The fact that narcotics are overprescribed is undeniable, said Stephen J. Cattolica, the society's director of government relations. But others in the medical treatment chain, such as pharmacy distributors, also are responsible for the problem, he added.

It's not a matter of blaming doctors or patients, several occupational medical experts agreed. Several factors often influence doctor prescriptions.

A primary care provider may want to help a patient suffering from pain while not knowing all the problems associated with narcotics, Dr. Deitz said.

More doctor education is necessary, said Kathryn Mueller, a professor in the department of emergency medicine at the University of Colorado Denver's medical campus and one of the WCRI report authors.

About 10 years ago, accrediting organizations and some state medical boards pushed doctors to make certain that any pain was treated adequately, Dr. Mueller said. “So the push to take care of undertreated pain, which we agreed did exist, I think has unfortunately led to this situation where now they have to worry about maybe we are overprescribing,” she said.

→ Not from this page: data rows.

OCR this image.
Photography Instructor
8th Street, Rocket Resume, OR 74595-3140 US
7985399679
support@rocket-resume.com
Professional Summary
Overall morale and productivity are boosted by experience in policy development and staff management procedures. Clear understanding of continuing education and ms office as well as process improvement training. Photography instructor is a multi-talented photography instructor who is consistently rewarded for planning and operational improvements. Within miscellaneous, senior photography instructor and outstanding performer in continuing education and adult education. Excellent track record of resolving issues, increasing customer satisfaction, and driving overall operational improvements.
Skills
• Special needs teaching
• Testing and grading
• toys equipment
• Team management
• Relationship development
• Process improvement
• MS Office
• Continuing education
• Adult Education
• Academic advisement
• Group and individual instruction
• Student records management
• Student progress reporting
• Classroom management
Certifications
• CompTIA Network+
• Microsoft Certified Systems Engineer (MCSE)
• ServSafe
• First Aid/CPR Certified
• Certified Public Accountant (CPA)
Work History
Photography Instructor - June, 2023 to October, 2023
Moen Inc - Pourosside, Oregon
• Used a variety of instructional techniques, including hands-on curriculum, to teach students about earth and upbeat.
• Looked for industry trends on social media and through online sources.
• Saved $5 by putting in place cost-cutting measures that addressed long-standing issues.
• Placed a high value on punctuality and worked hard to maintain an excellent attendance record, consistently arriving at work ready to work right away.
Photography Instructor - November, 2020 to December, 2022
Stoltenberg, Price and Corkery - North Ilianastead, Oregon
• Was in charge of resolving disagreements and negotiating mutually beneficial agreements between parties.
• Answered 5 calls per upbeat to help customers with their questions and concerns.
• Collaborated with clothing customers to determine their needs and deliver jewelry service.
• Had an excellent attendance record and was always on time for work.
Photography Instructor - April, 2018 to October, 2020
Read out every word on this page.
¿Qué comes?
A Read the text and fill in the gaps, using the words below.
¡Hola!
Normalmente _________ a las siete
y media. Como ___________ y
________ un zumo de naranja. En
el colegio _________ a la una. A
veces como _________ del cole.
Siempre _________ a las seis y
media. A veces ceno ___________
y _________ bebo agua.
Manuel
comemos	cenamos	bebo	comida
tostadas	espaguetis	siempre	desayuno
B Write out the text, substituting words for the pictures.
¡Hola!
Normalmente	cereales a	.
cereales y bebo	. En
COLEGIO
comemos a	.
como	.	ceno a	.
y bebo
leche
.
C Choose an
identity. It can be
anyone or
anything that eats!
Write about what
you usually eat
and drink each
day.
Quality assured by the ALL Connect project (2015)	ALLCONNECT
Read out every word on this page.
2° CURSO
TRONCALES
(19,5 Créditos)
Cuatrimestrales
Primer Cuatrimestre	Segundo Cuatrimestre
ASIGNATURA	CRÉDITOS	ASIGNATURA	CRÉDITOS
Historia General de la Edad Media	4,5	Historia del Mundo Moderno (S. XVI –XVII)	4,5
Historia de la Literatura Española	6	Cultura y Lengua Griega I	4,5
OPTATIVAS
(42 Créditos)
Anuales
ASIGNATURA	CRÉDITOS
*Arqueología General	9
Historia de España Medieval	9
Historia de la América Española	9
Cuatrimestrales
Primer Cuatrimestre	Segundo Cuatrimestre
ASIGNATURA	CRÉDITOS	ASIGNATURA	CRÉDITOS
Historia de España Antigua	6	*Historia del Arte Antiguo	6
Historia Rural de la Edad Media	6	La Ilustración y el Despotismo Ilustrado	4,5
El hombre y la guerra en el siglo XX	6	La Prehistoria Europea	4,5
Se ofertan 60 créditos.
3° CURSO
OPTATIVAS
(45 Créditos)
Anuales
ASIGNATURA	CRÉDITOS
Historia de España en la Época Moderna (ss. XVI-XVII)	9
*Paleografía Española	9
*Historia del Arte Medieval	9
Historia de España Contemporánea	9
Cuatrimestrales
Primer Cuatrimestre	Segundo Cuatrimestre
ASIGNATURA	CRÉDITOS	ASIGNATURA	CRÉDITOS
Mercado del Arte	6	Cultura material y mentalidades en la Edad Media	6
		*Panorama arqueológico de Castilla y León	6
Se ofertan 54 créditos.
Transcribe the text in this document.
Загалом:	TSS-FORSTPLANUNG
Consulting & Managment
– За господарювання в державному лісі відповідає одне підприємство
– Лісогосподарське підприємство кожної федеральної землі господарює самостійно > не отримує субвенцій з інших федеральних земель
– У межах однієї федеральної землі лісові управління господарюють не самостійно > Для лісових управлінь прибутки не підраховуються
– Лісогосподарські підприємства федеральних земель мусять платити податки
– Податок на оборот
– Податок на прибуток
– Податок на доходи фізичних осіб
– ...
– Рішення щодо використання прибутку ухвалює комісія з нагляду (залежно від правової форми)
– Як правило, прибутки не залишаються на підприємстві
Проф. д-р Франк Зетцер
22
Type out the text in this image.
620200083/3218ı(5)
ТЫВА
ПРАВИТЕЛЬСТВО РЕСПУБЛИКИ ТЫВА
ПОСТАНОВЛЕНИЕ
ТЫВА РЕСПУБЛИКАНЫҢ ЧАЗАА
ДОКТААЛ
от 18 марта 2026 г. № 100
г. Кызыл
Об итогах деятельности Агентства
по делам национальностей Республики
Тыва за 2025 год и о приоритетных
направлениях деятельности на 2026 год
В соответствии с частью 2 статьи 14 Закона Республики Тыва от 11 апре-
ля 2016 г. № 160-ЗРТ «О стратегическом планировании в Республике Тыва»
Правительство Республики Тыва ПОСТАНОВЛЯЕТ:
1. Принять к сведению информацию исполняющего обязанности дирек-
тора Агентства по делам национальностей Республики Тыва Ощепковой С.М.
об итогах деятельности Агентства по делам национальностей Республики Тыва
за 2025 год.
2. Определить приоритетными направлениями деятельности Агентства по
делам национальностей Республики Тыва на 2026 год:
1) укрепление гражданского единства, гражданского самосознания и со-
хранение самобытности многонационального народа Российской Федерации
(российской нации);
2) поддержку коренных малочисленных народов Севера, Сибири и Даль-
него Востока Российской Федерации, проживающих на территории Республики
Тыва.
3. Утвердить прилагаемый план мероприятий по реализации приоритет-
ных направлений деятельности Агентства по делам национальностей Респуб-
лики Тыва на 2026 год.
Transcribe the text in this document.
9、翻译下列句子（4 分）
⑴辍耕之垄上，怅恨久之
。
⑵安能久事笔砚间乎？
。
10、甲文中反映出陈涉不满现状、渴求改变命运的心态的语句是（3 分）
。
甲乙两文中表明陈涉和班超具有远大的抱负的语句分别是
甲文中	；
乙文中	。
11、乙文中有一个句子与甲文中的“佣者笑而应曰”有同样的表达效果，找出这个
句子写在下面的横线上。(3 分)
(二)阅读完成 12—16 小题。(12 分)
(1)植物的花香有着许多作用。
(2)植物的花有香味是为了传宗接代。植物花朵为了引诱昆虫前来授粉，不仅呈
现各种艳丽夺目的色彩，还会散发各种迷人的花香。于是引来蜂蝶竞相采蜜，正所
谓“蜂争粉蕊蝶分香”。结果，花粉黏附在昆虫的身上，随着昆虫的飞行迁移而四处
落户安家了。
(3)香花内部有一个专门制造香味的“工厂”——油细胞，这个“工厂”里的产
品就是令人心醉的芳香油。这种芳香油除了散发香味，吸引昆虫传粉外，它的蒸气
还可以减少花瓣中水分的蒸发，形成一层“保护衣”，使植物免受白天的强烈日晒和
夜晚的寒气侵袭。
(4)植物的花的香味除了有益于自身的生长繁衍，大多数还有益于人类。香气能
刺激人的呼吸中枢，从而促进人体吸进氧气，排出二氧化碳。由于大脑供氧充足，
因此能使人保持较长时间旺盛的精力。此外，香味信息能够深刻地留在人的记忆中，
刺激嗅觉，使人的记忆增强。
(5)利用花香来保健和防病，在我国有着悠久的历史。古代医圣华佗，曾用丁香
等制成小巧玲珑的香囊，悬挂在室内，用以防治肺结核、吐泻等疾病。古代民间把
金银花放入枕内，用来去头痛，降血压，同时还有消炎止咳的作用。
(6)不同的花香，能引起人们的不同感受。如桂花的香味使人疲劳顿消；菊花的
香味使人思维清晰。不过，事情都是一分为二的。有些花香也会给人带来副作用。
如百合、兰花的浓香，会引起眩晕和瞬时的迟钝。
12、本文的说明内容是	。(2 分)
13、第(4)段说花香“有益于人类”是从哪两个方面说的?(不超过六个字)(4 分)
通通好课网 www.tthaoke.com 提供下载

Applying the medical guidelines when prescribing narcotics could help, Dr. Mueller said.

The guidelines call for practices such as screening patients for their susceptibility to drug addiction and other risk factors, such as co-morbid psychiatric conditions. They also call for monitoring patients provided with long-term narcotics prescriptions through practices such as periodic urine tests.

The medical experts stressed, though, that the urine tests discussed in the guidelines are not the type provided by employers, such as for pre-employment screening. They are medical exams provided by the treating doctor to assure appropriate medication compliance.

But the WCRI report titled “Interstate Variations in Use of Narcotics” said that in most of the 17 larger states studied, psychological evaluation and treatment were provided in only 3% to 4% of cases.

The study examined 75,000 nonsurgical claims that had 360,000 pain medication prescriptions associated with them.

“Longer-term use of narcotics has a greater potential for overuse, abuse and diversion, and also puts injured workers at higher risk of disability and work loss, and even death from prescription drug overdose,” the report concludes. “However, we found that few of those longer-term users of narcotics received the services recommended by medical guidelines for chronic opioid management, such as drug screening and psychological evaluation and treatment.”